Attempting to save face (and a recoup whole bunch of money), Pitino has taken the offensive, trotting this character out for the public once more. In speaking with the Courier-Journal for Friday’s story, the embattled head coach said the school “rushed to judgment,” adding—in a moment that absolutely defines both Pitino and his faulty, selective-memory narrative construction—that Miami head coach Jim Larrañaga is still employed despite facing similar accusations.

“I think they made a very big mistake,” Pitino said. “They rushed to judgment on a lot of things. Here you are, you’ve got to fight the NCAA for a lot of things. You fire the head coach and you send a red flag to the NCAA that Louisville did some things wrong. They told the whole country I was guilty. Everybody else in the country stayed calm and said, ‘Wait a minute. What’s all this about?’ ... The Miami situation is exactly the same as mine, but nobody’s fired in the country except me. It was very traumatic, very humiliating.”

If Pitino were being honest, the ellipsis ahead of his reasoning that “the Miami situation is exactly the same as mine,” would read instead, “Ya know, if you take out the time my staff brought in escorts for my high-school recruits...”

But this interview, like practically every interview Pitino has granted since his firing, is strategically only telling part of a story, and it’s a part that’s neither all that convincing or plausible.
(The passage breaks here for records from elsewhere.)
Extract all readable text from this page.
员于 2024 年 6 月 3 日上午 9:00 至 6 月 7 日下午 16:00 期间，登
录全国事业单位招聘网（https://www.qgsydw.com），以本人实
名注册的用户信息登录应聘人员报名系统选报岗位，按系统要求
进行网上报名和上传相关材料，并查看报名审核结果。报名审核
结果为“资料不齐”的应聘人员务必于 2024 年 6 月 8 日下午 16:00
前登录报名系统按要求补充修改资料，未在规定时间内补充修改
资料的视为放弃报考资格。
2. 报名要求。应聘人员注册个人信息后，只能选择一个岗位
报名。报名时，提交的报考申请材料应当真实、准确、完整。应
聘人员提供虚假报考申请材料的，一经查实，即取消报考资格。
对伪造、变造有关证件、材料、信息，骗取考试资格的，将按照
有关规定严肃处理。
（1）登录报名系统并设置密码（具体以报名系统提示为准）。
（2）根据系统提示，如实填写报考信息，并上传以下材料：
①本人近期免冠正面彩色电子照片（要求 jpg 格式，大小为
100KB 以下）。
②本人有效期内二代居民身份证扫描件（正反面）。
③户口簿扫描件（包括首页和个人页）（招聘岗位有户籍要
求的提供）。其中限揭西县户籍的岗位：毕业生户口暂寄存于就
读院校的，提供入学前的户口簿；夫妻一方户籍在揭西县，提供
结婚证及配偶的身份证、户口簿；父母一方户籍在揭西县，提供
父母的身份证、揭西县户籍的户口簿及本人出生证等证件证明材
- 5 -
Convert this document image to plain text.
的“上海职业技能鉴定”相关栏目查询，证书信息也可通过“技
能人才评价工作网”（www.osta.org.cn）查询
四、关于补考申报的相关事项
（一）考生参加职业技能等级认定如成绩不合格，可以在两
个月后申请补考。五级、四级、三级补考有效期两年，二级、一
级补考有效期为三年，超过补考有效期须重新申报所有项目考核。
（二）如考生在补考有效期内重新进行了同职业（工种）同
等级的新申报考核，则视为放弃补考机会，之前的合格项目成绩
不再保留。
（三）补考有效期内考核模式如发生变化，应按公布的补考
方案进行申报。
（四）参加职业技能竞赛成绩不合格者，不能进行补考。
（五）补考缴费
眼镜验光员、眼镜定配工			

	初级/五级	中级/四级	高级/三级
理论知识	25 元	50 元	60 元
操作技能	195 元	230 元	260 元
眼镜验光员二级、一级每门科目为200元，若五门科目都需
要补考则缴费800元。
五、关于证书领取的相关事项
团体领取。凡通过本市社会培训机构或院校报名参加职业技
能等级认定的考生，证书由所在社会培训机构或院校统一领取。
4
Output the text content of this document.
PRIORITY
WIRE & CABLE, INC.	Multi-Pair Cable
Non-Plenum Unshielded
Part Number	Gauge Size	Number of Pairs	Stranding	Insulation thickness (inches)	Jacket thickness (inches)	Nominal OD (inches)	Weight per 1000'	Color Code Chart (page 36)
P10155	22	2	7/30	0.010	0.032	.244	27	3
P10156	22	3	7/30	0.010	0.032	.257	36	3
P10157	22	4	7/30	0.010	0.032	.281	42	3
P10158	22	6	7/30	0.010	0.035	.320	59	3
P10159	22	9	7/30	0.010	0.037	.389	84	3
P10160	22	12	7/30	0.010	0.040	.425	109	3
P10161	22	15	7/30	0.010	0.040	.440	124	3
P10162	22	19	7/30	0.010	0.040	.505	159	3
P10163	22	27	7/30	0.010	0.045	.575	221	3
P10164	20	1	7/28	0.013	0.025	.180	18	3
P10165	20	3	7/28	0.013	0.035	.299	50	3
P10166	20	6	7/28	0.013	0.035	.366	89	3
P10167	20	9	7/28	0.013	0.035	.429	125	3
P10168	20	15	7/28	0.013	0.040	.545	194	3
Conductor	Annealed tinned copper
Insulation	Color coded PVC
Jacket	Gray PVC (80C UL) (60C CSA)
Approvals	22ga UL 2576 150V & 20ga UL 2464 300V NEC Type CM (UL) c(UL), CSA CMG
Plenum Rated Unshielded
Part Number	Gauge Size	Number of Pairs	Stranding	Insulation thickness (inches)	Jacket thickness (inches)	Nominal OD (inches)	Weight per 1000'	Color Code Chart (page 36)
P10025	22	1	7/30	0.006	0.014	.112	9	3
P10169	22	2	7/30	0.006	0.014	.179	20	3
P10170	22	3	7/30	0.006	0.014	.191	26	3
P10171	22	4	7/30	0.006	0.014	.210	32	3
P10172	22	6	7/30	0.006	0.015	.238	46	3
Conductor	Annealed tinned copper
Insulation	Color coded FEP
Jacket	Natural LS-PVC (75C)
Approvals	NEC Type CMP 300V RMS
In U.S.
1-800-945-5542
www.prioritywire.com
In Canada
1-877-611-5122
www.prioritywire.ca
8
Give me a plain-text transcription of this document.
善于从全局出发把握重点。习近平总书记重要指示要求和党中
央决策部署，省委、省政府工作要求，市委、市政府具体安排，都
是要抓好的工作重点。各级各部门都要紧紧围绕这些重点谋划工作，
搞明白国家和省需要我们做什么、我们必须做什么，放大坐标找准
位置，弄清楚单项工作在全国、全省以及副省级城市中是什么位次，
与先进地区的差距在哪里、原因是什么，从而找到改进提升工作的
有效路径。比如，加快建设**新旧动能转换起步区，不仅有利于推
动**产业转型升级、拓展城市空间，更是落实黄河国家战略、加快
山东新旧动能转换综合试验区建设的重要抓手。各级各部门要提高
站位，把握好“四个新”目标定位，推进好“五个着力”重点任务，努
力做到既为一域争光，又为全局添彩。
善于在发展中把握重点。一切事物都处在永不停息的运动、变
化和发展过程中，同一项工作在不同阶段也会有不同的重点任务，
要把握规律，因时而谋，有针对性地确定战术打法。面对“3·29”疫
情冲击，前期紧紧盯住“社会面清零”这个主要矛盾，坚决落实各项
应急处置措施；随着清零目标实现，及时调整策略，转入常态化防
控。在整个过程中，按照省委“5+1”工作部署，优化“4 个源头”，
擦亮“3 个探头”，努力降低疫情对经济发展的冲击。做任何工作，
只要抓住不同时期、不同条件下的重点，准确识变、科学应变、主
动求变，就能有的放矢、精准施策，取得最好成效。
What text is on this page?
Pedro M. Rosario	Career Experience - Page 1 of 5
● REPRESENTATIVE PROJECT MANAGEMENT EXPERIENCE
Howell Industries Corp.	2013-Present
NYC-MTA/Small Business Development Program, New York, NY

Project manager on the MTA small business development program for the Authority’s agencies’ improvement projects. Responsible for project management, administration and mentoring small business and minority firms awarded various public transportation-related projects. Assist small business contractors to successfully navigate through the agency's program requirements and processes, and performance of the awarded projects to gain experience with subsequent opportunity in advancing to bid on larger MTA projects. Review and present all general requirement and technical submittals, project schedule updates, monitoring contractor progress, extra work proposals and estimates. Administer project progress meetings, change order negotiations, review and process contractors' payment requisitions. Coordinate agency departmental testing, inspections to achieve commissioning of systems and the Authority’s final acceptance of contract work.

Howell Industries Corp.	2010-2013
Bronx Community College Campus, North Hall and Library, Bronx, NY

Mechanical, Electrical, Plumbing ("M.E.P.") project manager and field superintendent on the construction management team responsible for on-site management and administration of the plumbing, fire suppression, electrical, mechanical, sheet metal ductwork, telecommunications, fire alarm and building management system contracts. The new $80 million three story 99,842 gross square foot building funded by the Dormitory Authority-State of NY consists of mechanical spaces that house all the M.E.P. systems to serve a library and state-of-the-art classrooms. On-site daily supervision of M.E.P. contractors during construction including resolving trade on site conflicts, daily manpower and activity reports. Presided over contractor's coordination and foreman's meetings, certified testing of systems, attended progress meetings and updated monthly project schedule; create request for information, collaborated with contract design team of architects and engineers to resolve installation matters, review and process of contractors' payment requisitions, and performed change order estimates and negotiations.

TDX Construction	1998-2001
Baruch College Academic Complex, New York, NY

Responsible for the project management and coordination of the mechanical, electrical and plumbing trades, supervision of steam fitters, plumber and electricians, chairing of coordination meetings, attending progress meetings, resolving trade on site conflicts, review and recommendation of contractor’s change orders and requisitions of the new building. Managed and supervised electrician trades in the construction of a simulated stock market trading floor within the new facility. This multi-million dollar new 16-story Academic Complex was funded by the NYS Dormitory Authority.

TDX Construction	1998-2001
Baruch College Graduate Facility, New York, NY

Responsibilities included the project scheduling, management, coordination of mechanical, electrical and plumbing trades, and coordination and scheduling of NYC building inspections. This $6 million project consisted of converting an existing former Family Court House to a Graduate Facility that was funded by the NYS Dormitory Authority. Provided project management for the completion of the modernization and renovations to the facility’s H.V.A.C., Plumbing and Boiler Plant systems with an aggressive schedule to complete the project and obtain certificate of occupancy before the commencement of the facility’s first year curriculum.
Pitino is playing the ignorance card, claiming that he did not maintain the oversight of his program well enough to catch $100,000 payments. It’s the same move he pulled with the escort scandal, when he said didn’t know sex workers were being paid to strip for and hump his recruits in a Louisville dorm (the one named after his brother-in-law, who died in 9/11, if you don’t remember). His plea of ignorance in this case, much like his continued claim that he shouldn’t be held fully responsible for the actions of former director of basketball operations and escort hook-up Andre McGee, is built on a shallow foundation, one that’s already been corrupted by a federal indictment that states Pitino agreed to call Adidas executive Jim Gatto to ensure that Brian Bowen’s father got paid.

Despite being a multi-millionaire (admittedly, a disgraced multi-millionaire) with mansions and fame, Pitino, like a great deal of aging college coaches that got too comfortable in running their fiefdoms free of internal discipline, is not content to let someone other than himself present a narrative he cannot control. The more his grip loosens, the more mud he’ll sling. It’s going to be embarrassing and messy and extremely petty; the only heartening part is the fact he’s managed to wrap dipshit Papa John up in some of it.